ペットをめぐる法律について
茅ヶ崎は海も近く、ワンちゃんを飼っておられる家庭も多いですよね
飼い主としてはもちろん、自分の飼い犬や飼い猫が他人に迷惑をかけることなど望んいないのですが、
万一、飼い犬や飼い猫が他人に怪我をさせてしまった場合、司法の世界ではどのように判断されるのでしょうか。
民法では、原則として飼い主(又は管理者)が責任を負うけれども、動物の飼育等について、相当の注意義務を尽くしていた、といえる場合には責任を免れる、と定められています(民法718条)。
ここで注意しなければならないのが、相当の注意義務を尽くしたことを、動物の飼い主側で立証しなければならない、ということです
一般に、他人の権利や利益を侵害した場合に負う損害賠償責任においては、賠償請求する方、つまりケガなどをさせられた方が、相手に過失があったことを立証しなければなりません。しかし、動物の飼い主の場合、飼い主側が「相当の注意を尽くしていた」ことを立証しなければならないのです。

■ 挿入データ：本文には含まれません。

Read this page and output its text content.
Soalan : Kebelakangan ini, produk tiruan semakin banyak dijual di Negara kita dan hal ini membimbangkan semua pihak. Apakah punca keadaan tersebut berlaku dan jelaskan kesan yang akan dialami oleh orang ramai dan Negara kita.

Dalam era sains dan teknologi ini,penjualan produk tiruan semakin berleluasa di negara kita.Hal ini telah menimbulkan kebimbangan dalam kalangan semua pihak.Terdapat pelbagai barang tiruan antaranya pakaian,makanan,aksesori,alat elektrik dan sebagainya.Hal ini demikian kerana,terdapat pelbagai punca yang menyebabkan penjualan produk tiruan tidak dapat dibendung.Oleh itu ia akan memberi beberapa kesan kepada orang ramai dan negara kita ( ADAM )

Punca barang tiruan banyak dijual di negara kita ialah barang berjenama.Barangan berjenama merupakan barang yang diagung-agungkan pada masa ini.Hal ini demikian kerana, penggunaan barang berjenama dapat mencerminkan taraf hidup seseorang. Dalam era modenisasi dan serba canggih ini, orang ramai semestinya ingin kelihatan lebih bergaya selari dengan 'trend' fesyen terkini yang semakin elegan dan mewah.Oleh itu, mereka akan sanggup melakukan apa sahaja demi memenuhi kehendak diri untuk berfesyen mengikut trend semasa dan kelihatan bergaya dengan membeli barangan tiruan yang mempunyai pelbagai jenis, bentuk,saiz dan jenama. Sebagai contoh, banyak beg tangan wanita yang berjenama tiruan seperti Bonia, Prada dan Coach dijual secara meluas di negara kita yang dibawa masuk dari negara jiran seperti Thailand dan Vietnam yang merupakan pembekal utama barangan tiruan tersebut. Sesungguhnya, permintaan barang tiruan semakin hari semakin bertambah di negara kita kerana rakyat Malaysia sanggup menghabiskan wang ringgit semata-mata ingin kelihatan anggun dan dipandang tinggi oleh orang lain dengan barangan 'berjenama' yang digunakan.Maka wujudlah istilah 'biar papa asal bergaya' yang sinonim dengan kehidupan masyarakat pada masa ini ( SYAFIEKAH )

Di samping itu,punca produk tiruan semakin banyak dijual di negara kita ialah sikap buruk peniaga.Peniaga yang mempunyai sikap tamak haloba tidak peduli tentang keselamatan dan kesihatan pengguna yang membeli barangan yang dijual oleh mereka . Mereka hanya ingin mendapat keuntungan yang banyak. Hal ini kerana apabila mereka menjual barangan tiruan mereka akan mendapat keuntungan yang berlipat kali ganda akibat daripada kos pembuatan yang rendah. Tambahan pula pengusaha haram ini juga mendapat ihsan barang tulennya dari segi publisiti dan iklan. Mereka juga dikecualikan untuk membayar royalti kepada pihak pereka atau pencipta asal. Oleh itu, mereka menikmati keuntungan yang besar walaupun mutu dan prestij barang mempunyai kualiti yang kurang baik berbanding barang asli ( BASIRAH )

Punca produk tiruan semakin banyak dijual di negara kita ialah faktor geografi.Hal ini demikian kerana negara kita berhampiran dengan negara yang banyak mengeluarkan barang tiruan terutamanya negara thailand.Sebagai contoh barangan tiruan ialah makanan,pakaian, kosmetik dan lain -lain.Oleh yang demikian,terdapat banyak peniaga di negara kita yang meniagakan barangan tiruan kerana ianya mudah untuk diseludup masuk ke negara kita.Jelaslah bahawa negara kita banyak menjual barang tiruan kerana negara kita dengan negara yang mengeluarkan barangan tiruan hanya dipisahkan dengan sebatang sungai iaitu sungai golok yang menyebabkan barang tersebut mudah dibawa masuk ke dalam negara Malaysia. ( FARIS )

そして、実際の裁判では、飼い主側が「相当の注意義務を尽くしていた」と認められるのは非常に難しく、無過失責任に近い、とも言われています
例えば、犬が飼い主を振り切って他人に飛びつき、転ばせ、ケガをさせてしまったような場合、「首輪も付けていましたが、突然のことで押さえきれませんでした。不可抗力です」と主張したところで「相当の注意義務を尽くしていた」とは認められない、というわけです。
ただし、だからといって、相手の請求する金額全てを支払わなければならない、ということにはなりません。

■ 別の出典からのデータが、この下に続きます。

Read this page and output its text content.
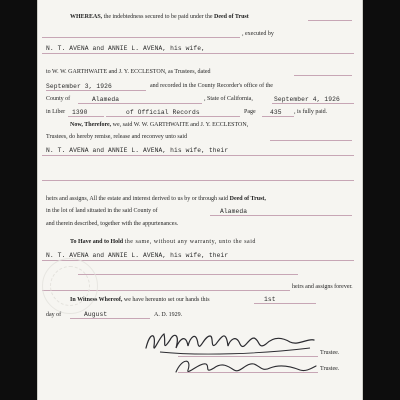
WHEREAS, the indebtedness secured to be paid under the Deed of Trust
, executed by
N. T. AVENA and ANNIE L. AVENA, his wife,
to W. W. GARTHWAITE and J. Y. ECCLESTON, as Trustees, dated
September 3, 1926	and recorded in the County Recorder's office of the
County of	Alameda	, State of California,	September 4, 1926
in Liber 1390	of Official Records	Page 435 , is fully paid.
Now, Therefore, we, said W. W. GARTHWAITE and J. Y. ECCLESTON,
Trustees, do hereby remise, release and reconvey unto said
N. T. AVENA and ANNIE L. AVENA, his wife, their
heirs and assigns, All the estate and interest derived to us by or through said Deed of Trust,
in the lot of land situated in the said County of	Alameda
and therein described, together with the appurtenances.
To Have and to Hold the same, without any warranty, unto the said
N. T. AVENA and ANNIE L. AVENA, his wife, their
heirs and assigns forever.
In Witness Whereof, we have hereunto set our hands this	1st
day of	August	A. D. 1929.
Trustee.
Trustee.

相手が法外な請求をしたとしても、法律的に認められる範囲は限定されています。
また、損害の発生について相手にも要因がある場合、「過失相殺」(民法722条2項)の考え方に基づき、減額されます。例えば、相手の過失(犬を挑発した等)や相手の身体的特徴が加わって怪我に至った場合などは、その寄与度の割合(2割、4割など)が認定され、その分全体の損害額から減額されます。